Why? Perhaps the efficiency industry needs to revisit a basic question: Do property owners care about the efficiency of their buildings?

Well, actually, no. They generally do not. They care about the net cash flow generated by their capital assets and seek ways to maximize that number.

We currently maintain more than 21,000 buildings in our database and support more than 1,000 customers in understanding the efficiency of their properties. In our interactions with these customers -- among them some of the most forward-thinking and efficiency-aware owners, managers and lenders in the market -- much of the conversation rightly revolves around their real estate business, not the efficiency business. If improving a building's efficiency is the easy and obvious way to achieve higher positive cash flow, then they will pull that lever.

Our job as building analytics vendors is to deliver a process whereby the data we collect, analyze and present as intelligence respects the underlying real estate business. That means vendors need to understand how real estate owners evaluate acquisitions, finance the purchases, plan and execute their operations and position assets for exit -- and map their data analytics to support these objectives.

In short, let's stop selling efficiency, or even selling savings. Let's sell the act of making more money.

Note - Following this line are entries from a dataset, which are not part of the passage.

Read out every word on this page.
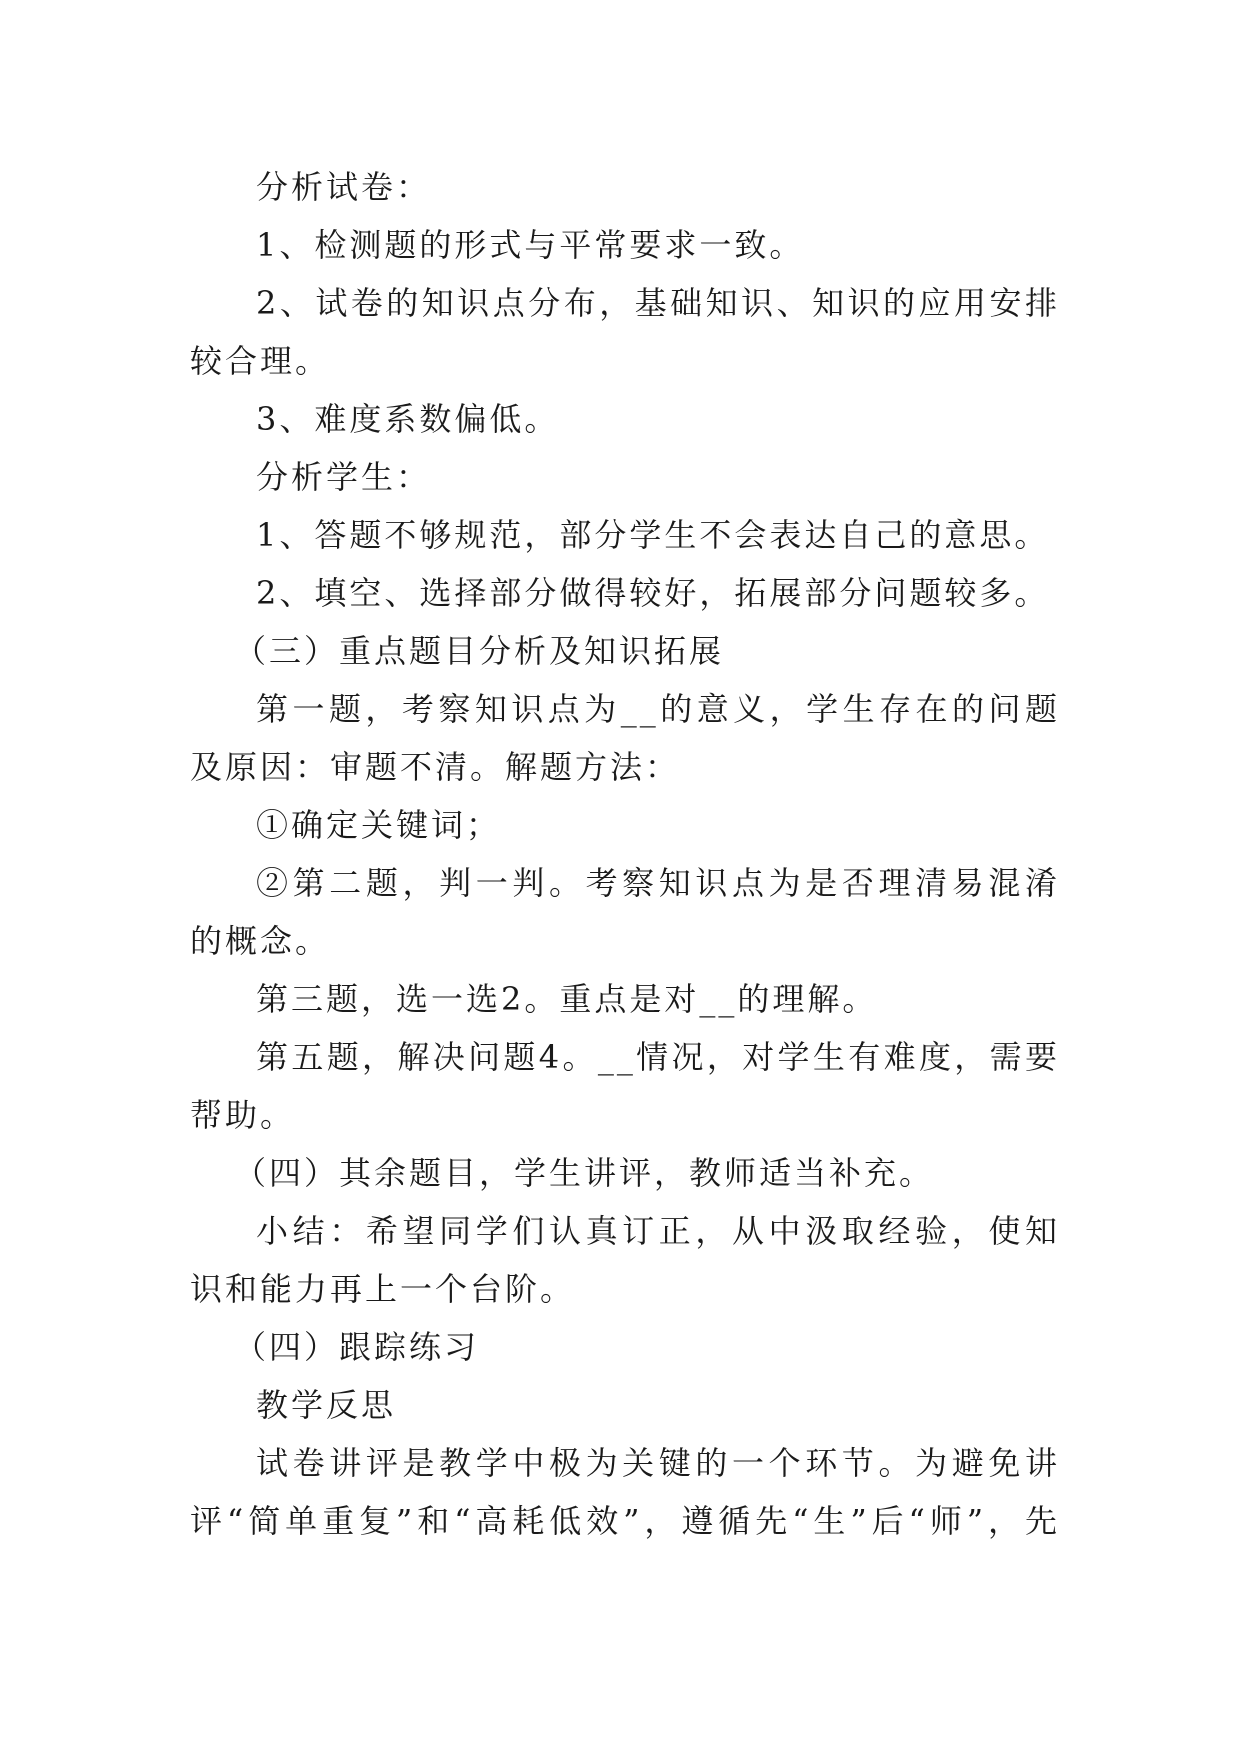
分析试卷：

1、检测题的形式与平常要求一致。

2、试卷的知识点分布，基础知识、知识的应用安排较合理。

3、难度系数偏低。

分析学生：

1、答题不够规范，部分学生不会表达自己的意思。

2、填空、选择部分做得较好，拓展部分问题较多。

（三）重点题目分析及知识拓展

第一题，考察知识点为__的意义，学生存在的问题及原因：审题不清。解题方法：

①确定关键词；

②第二题，判一判。考察知识点为是否理清易混淆的概念。

第三题，选一选2。重点是对__的理解。

第五题，解决问题4。__情况，对学生有难度，需要帮助。

（四）其余题目，学生讲评，教师适当补充。

小结：希望同学们认真订正，从中汲取经验，使知识和能力再上一个台阶。

（四）跟踪练习

教学反思

试卷讲评是教学中极为关键的一个环节。为避免讲评“简单重复”和“高耗低效”，遵循先“生”后“师”，先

With this perspective in mind, a clearer set of deliverables emerges.

Put performance first. Owners ultimately are driven by the performance of their portfolio and not just particular assets within it. Unless the analysis can speak to how individual asset quality can affect overall portfolio performance, the information is incomplete.

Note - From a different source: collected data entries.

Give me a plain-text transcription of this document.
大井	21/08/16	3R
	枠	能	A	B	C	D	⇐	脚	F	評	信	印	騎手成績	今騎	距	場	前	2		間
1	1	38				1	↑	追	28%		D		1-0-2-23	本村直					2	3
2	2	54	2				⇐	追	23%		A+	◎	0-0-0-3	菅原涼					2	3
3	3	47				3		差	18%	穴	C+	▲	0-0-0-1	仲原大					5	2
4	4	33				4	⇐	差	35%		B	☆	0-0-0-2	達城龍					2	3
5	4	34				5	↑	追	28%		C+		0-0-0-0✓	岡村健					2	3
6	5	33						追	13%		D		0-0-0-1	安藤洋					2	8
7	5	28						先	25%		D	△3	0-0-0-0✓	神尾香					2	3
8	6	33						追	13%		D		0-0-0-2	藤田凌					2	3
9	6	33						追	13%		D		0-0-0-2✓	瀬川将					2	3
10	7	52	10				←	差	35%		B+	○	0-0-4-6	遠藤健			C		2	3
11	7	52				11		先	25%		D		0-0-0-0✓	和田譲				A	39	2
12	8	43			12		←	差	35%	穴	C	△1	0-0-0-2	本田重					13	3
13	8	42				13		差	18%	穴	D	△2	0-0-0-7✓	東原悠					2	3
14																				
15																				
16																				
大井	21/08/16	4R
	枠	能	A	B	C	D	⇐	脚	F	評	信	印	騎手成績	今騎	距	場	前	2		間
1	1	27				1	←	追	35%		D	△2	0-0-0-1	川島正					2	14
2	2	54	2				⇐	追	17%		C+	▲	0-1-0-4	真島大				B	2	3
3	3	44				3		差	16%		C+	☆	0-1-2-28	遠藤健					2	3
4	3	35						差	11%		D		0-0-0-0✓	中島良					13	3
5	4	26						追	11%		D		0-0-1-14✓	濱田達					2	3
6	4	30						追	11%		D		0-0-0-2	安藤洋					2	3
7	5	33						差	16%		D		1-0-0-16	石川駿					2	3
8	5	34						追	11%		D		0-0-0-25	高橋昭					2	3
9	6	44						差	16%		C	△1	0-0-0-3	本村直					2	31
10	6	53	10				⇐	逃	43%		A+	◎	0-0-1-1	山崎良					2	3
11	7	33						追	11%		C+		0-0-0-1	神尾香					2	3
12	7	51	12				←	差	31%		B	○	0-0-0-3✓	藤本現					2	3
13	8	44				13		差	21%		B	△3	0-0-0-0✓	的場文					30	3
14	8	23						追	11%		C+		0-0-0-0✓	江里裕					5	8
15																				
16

Examine the whole building. Building performance is not just about energy. Owners need to manage across all utility consumption categories like water, sewerage and even trash.

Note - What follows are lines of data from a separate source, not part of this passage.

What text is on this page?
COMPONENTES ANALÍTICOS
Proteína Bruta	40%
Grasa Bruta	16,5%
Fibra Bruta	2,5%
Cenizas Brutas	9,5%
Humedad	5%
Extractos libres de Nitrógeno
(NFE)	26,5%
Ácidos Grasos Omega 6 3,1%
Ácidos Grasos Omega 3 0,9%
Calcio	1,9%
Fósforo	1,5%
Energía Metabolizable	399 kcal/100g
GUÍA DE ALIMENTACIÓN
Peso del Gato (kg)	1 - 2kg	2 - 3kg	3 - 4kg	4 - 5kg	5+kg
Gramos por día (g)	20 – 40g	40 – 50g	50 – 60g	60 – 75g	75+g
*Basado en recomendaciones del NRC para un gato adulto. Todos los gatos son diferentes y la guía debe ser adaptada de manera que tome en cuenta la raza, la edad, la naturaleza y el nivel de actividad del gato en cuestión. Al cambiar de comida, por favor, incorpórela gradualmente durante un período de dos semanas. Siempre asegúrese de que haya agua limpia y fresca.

Integrate efficiency into deals. Building efficiency will not become a significant part of an owner's thought process unless it is integrated into the acquisition, financing and divestiture equations. With utility expenditures accounting for about one-third of a building's operating budget, building performance information can provide clarity to multiple parties in the real estate market.

  • Buyers can mitigate the acquisition risk of a property and perhaps even lower the financing costs by verifying historical utility expenses, anticipating future bills and estimating possible operational savings.
  • Lenders can ascertain and further refine a property's pro forma financial statements using a more robust set of utility cost projections to enhance the loan-underwriting process, thus minimizing risk while maximizing flexibility in terms.
  • Owners and managers can better control building operating expenses, plan capital improvements, and offer demonstrated building performance to prospective tenants.
  • Tenants can better understand the complete cost of a lease by accessing verified utility spends.
  • Sellers can quantify the value that could be derived from owning and operating a more efficient building and thus command a price premium for the asset.

The building performance industry is poised to transcend its traditional role as simply purveyors of efficiency information. With the volume and richness of data on the built environment now available, the industry has the opportunity to become an integrated node of business intelligence for the real estate market.

Only by framing building efficiency as added value to all the stakeholders can we scale as an industry and capitalize on our strong momentum. Software-as-a-service? Let's think about intelligence-as-a-service.

This article was originally printed in Greentech Media on June 4, 2014.  

Andrew is a Managing Director at Boston Community Venture Fund (BCVF), a subsidiary of Boston Community Capital, the principal investor in WegoWise. At BCVF, he has invested, monitored or served on the boards of portfolio companies including Zipcar, Acelero Learning, SelecTech, ThermoEnergy and TracRac. Andrew has a doctorate from MIT in Technology, Management and Policy, where his research focused on materials processing and technology commercialization. He also holds masters’ and bachelor’s degrees in Material Science and Engineering from MIT and Johns Hopkins.